Receptor tyrosine kinases and the regulation of hematopoiesis.
Paulson RF., Bernstein A.
The ongoing production of mature blood cells during the lifetime of an animal is vital for survival. Hematopoiesis is the complex process whereby a small population of pluripotential stem cells give rise to mature cell types with specialized functions. The development of mature blood cells proceeds in a hierarchical fashion originating from a self-renewable stem cell population that gradually becomes committed to lineage-restricted differentiation. Two major themes concerning the regulation of hematopoiesis have emerged. First, the proliferation, survival and differentiation of immature progenitor cells depends on extracellular signals produced by cells within the hematopoietic microenvironment. Second, protein tyrosine phosphorylation is the major biochemical mechanism by which the extracellular signals are transmitted and interpreted. In this review we will concentrate on the role of receptors with intrinsic tyrosine kinase activity (RTKs) in hematopoietic regulation.
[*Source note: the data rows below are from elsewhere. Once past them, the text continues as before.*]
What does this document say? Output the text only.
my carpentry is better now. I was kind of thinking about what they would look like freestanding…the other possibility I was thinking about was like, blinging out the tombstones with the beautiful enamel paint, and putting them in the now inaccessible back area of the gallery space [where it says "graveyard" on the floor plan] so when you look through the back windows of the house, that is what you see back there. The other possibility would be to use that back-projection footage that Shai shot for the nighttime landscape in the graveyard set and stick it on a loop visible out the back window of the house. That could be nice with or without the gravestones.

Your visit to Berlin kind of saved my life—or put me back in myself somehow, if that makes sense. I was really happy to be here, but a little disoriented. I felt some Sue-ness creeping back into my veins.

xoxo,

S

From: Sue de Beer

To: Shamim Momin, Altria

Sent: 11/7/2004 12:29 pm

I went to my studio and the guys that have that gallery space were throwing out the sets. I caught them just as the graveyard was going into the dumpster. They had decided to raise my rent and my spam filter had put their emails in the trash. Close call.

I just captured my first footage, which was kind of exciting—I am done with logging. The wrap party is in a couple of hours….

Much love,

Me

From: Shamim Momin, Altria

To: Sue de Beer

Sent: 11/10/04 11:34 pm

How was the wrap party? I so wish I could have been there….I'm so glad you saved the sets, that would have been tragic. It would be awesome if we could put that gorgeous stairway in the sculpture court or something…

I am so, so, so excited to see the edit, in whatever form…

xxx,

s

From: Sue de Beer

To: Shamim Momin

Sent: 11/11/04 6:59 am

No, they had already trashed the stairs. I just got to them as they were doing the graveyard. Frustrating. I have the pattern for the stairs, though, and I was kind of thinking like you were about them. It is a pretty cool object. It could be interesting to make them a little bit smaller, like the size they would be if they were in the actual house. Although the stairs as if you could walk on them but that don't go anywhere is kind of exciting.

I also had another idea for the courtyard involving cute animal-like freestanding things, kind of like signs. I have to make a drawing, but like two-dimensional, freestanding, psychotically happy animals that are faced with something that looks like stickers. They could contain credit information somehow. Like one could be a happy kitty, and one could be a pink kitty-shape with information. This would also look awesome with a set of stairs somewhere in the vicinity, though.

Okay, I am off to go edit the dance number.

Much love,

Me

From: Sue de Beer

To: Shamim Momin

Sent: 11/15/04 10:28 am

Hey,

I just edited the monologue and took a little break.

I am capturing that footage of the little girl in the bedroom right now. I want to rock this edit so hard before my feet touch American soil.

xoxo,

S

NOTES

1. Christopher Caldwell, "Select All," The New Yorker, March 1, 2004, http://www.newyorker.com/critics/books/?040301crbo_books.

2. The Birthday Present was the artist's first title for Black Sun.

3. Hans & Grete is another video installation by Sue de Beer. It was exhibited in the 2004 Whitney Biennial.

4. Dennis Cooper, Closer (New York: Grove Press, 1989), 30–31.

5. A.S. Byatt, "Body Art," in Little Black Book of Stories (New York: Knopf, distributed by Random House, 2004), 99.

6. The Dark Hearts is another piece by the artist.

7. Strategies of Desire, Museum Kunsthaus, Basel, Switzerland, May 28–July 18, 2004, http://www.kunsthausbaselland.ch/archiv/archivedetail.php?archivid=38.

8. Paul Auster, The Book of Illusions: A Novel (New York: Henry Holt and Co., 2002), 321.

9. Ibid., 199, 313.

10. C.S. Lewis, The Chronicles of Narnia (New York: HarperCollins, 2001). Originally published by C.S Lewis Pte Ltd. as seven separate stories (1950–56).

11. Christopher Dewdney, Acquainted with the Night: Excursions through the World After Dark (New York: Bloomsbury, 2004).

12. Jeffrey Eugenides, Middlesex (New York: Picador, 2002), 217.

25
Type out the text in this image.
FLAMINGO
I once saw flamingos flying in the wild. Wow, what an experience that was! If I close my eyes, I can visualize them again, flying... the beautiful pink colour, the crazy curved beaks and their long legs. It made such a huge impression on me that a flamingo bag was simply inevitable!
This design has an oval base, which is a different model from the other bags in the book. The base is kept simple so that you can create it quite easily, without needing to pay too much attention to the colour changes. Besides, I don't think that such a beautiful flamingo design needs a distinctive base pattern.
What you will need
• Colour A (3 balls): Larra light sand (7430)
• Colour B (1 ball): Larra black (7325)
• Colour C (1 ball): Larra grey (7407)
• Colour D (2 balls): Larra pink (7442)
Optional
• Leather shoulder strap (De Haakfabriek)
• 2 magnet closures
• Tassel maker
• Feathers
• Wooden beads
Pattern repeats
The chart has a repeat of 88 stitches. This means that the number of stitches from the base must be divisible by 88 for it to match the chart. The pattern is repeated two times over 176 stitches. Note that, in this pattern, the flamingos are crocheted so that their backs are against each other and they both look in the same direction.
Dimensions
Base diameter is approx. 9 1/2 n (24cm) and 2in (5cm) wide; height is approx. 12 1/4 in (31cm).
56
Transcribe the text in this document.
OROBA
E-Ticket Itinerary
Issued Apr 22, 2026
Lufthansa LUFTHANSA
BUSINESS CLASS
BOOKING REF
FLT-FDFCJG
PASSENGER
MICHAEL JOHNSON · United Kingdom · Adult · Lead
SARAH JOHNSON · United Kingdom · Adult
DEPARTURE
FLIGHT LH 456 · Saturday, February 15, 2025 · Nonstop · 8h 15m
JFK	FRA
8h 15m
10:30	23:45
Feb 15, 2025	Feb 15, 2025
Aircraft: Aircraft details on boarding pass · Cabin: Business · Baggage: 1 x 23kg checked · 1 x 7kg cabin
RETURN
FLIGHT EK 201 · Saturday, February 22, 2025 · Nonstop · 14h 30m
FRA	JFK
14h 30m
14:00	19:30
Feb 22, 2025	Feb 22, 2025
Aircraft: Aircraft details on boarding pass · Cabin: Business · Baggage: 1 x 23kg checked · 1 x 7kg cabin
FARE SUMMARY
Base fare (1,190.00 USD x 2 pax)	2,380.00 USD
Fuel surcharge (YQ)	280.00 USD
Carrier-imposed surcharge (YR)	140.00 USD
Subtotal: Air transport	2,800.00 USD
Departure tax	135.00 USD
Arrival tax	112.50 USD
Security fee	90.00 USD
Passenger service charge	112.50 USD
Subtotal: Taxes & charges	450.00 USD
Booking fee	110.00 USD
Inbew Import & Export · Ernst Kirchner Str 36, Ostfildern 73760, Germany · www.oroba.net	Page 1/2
RTKs form part of a highly conserved signaling mechanism that plays an important role in the development of evolutionary diverse organisms. During hematopoiesis, RTKs are a central component of the mechanism by which hematopoietic stem cells receive extracellular signals and interpret these signals to direct the lineage restricted differentiation of multipotential progenitors. In addition, RTKs may also play an important regulatory role in the ontogeny of the hematopoietic system during embryonic and fetal development. Taken together, RTKs are an important component of the mechanisms that regulate the development and behavior of hematopoietic stem cells.